Critical Access Hospitals Hit on All Sides

The list of policy implications to the rural health care marketplace got even bigger this week when President Obama released his FY 2013 budget.

That budget is generally considered an electioneering document, as Congress has not demonstrated an ability to get appropriations – or budgets – done lately and particularly in a presidential election year. That said, there are two important items in the budget for critical access hospitals.

– Funding will be cut from 101% of costs to 100%

On the face of it, this almost seems reasonable – who gets 100% of costs these days? – and maybe it is reasonable. But, the scope of challenges facing these rural providers is immense – this only adds to the challenges faced by the safety net in rural Washington.

– CAH designation will be eliminated for hospitals within 10 miles of another facility

Again, on the face of it, this doesn’t seem so unreasonable – and, again, maybe it isn’t. After all, if there is another hospital facility 10 miles away, that wouldn’t seem so far to travel, (though if you live on the Gorge or in Island County, it might take you 45 minutes to travel the 10 miles as the crow flies, relying on bridges or ferries) thus making the CAH designation perhaps unneeded.

But here’s the problem – these items happen within a broader context of dramatic uncertainty for critical access hospitals. Add these to the conversation in Washington State and some similar patterns emerge. Here’s how.

– $44 million in critical access hospital funding is cut in the Governor’s proposal.

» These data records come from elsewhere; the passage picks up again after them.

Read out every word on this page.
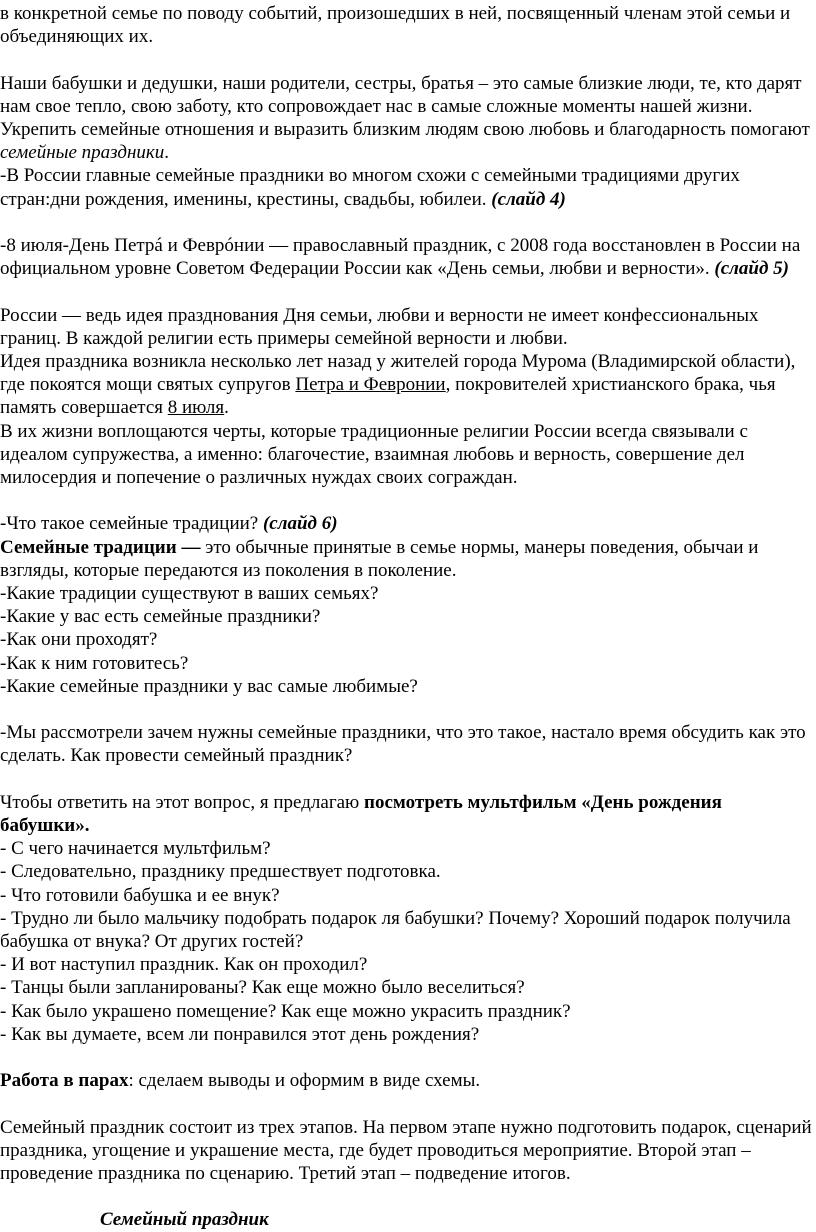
в конкретной семье по поводу событий, произошедших в ней, посвященный членам этой семьи и объединяющих их.

Наши бабушки и дедушки, наши родители, сестры, братья – это самые близкие люди, те, кто дарят нам свое тепло, свою заботу, кто сопровождает нас в самые сложные моменты нашей жизни. Укрепить семейные отношения и выразить близким людям свою любовь и благодарность помогают семейные праздники.

-В России главные семейные праздники во многом схожи с семейными традициями других стран:дни рождения, именины, крестины, свадьбы, юбилеи. (слайд 4)

-8 июля-День Петрá и Феврóнии — православный праздник, с 2008 года восстановлен в России на официальном уровне Советом Федерации России как «День семьи, любви и верности». (слайд 5)

России — ведь идея празднования Дня семьи, любви и верности не имеет конфессиональных границ. В каждой религии есть примеры семейной верности и любви.

Идея праздника возникла несколько лет назад у жителей города Мурома (Владимирской области), где покоятся мощи святых супругов Петра и Февронии, покровителей христианского брака, чья память совершается 8 июля.

В их жизни воплощаются черты, которые традиционные религии России всегда связывали с идеалом супружества, а именно: благочестие, взаимная любовь и верность, совершение дел милосердия и попечение о различных нуждах своих сограждан.

-Что такое семейные традиции? (слайд 6)

Семейные традиции — это обычные принятые в семье нормы, манеры поведения, обычаи и взгляды, которые передаются из поколения в поколение.

-Какие традиции существуют в ваших семьях?

-Какие у вас есть семейные праздники?

-Как они проходят?

-Как к ним готовитесь?

-Какие семейные праздники у вас самые любимые?

-Мы рассмотрели зачем нужны семейные праздники, что это такое, настало время обсудить как это сделать. Как провести семейный праздник?

Чтобы ответить на этот вопрос, я предлагаю посмотреть мультфильм «День рождения бабушки».

- С чего начинается мультфильм?

- Следовательно, празднику предшествует подготовка.

- Что готовили бабушка и ее внук?

- Трудно ли было мальчику подобрать подарок ля бабушки? Почему? Хороший подарок получила бабушка от внука? От других гостей?

- И вот наступил праздник. Как он проходил?

- Танцы были запланированы? Как еще можно было веселиться?

- Как было украшено помещение? Как еще можно украсить праздник?

- Как вы думаете, всем ли понравился этот день рождения?

Работа в парах: сделаем выводы и оформим в виде схемы.

Семейный праздник состоит из трех этапов. На первом этапе нужно подготовить подарок, сценарий праздника, угощение и украшение места, где будет проводиться мероприятие. Второй этап – проведение праздника по сценарию. Третий этап – подведение итогов.

Семейный праздник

– Key legislators tell me they will be adding some of that money back into the budget this week, saying that they think it’ll be hard to justify up those levels of cuts in a court of law.

– Those same folks are telling me, though, that they want to take this next 9 months to lead a broad conversation about critical access hospitals, and moving them towards what is perceived to be their more appropriate role: as rural health clinics.

“Look at McCleary down the road from here. They have an average daily census of less than 1, and yet their building a new facility!” said one legislator. The idea of paying facility charges for care not deemed either tertiary or emergent in order to fund new buildings for services that are already provided in a community is not the best way to spend money in a tight system, another legislator explained.

This conversation will be one to watch carefully over the next 9 months. It involves a wide swath of geography, but the complexity of the conversation will likely have implications for the urban providers as well.